The Infrastructure Log is a good way to learn more about the details and root causes of past incidents—as well as to hear about many upcoming changes in advance. It’s a low-key and not super-prominent publication, though, so many new users overlook it.
https://fly.io/infra-log/2025-01-25/
The medium-intense box in the middle (vertically) on Thursday was the much-remarked global(?) deployment outage, stemming from a database problem at Depot. (They are the third party that handles the default builders now.)
(Note that the subsequent aftershock on Jan 27 won’t be covered until next week, due to the Log’s intrinsically retrospective and deliberate pace.)
The lighter box above it was a regional logging glitch, in Sydney and San Francisco.
Definitely read the link at the top for the official details.
Behind the scenes, efforts included the following, outlined here non-exhaustively…
Measures being taken to prevent future problems
- Decentralization...
- Of the Fly Proxy... *
- particularly with respect to raw TCP connections.
- Of the Fly Proxy... *
- Preemptive—as opposed to reactive—trawls throughout the infrastructure...
- Improved tracing of Machine migrations.
- Backups of Kubernetes metadata.
- Unified database of hardware repairs in progress.
- Deliberate reboots to avoid an AMD firmware bug. *
Efficiency and Capacity Improvements
- Increased I/O performance, particularly by reducing contention between compute, network traffic, and filesystem access.
New features
- 6PN address stability after Machine migrations, particularly for Fly Postgres (the self-managed one). *
*Work ongoing from previously.
Mentioned elsewhere
- An update to Fly Postgres clustering to make migrations more stable, by removing the reliance on literal 6PNs, was announced in the forum. (Presumably the new feature mentioned in the section above is a fallback for un-upgraded images.)
-
The newer, fully managed Postgres, under the name of Fly MPG, was predicted by the January newsletter to be "ready to play with within the next month-ish".
-
A partial explanation of the mysterious "Free Trial Activated", which provoked some concern in the forum, appeared there as well. (Apparently, the idea is simply to allow people at least 7 days of ability to test out the service without providing a credit card.)

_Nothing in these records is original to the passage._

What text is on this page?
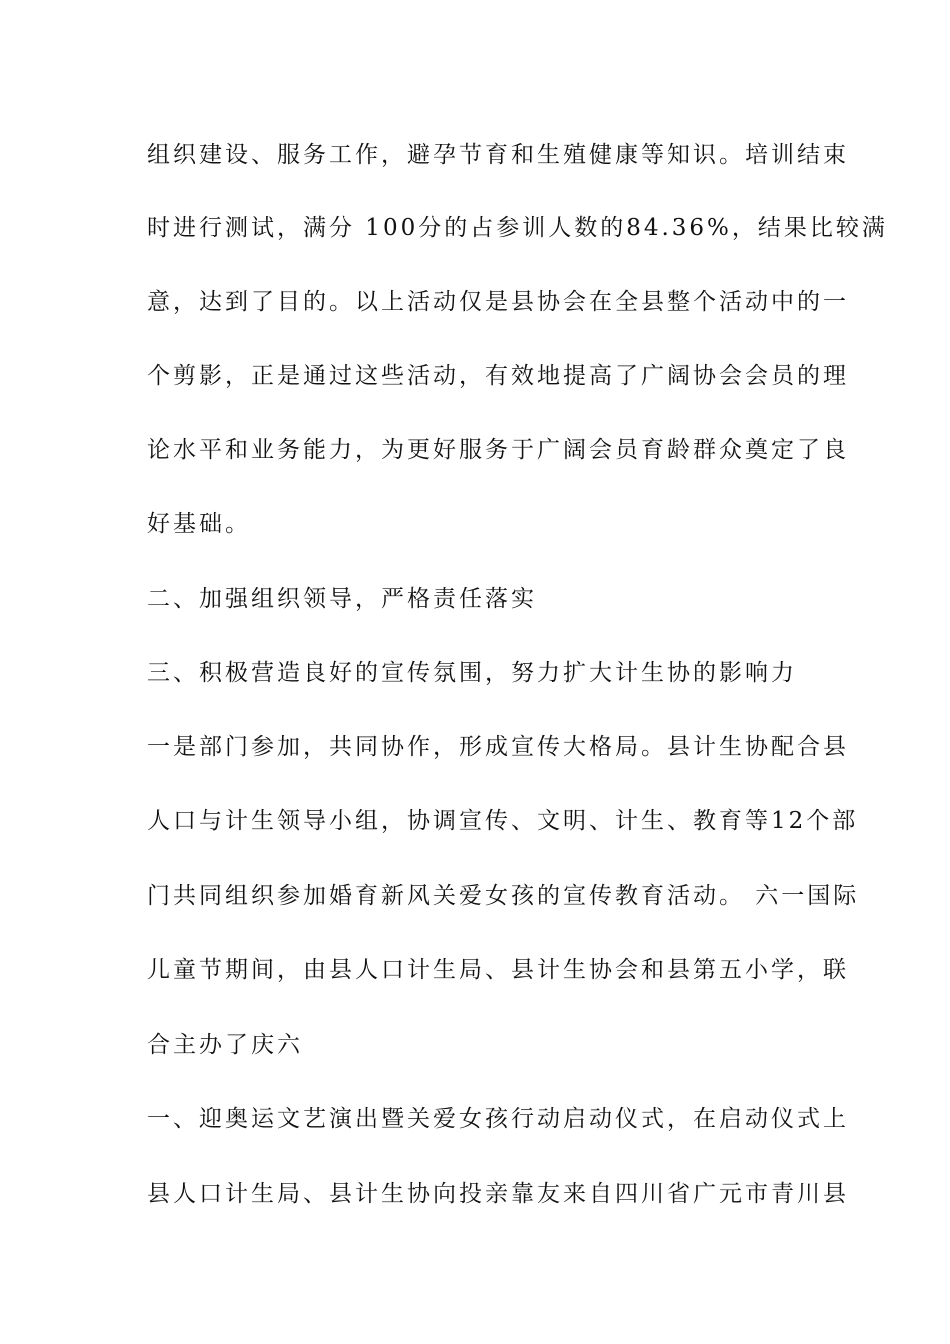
组织建设、服务工作，避孕节育和生殖健康等知识。培训结束
时进行测试，满分 100分的占参训人数的84.36%，结果比较满
意，达到了目的。以上活动仅是县协会在全县整个活动中的一
个剪影，正是通过这些活动，有效地提高了广阔协会会员的理
论水平和业务能力，为更好服务于广阔会员育龄群众奠定了良
好基础。
二、加强组织领导，严格责任落实
三、积极营造良好的宣传氛围，努力扩大计生协的影响力
一是部门参加，共同协作，形成宣传大格局。县计生协配合县
人口与计生领导小组，协调宣传、文明、计生、教育等12个部
门共同组织参加婚育新风关爱女孩的宣传教育活动。 六一国际
儿童节期间，由县人口计生局、县计生协会和县第五小学，联
合主办了庆六
一、迎奥运文艺演出暨关爱女孩行动启动仪式，在启动仪式上
县人口计生局、县计生协向投亲靠友来自四川省广元市青川县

Caveat: The above are just my own interpretations and paraphrases, as a fellow user.
Aside: It was implied in the Log that there was a minimum level of interestingness that entries there had to meet, but, in my opinion, that shouldn’t be true. There’s a time to be attention-getting, and a time to be iridescent, , but also a time to just be the structure that everyone else relies on…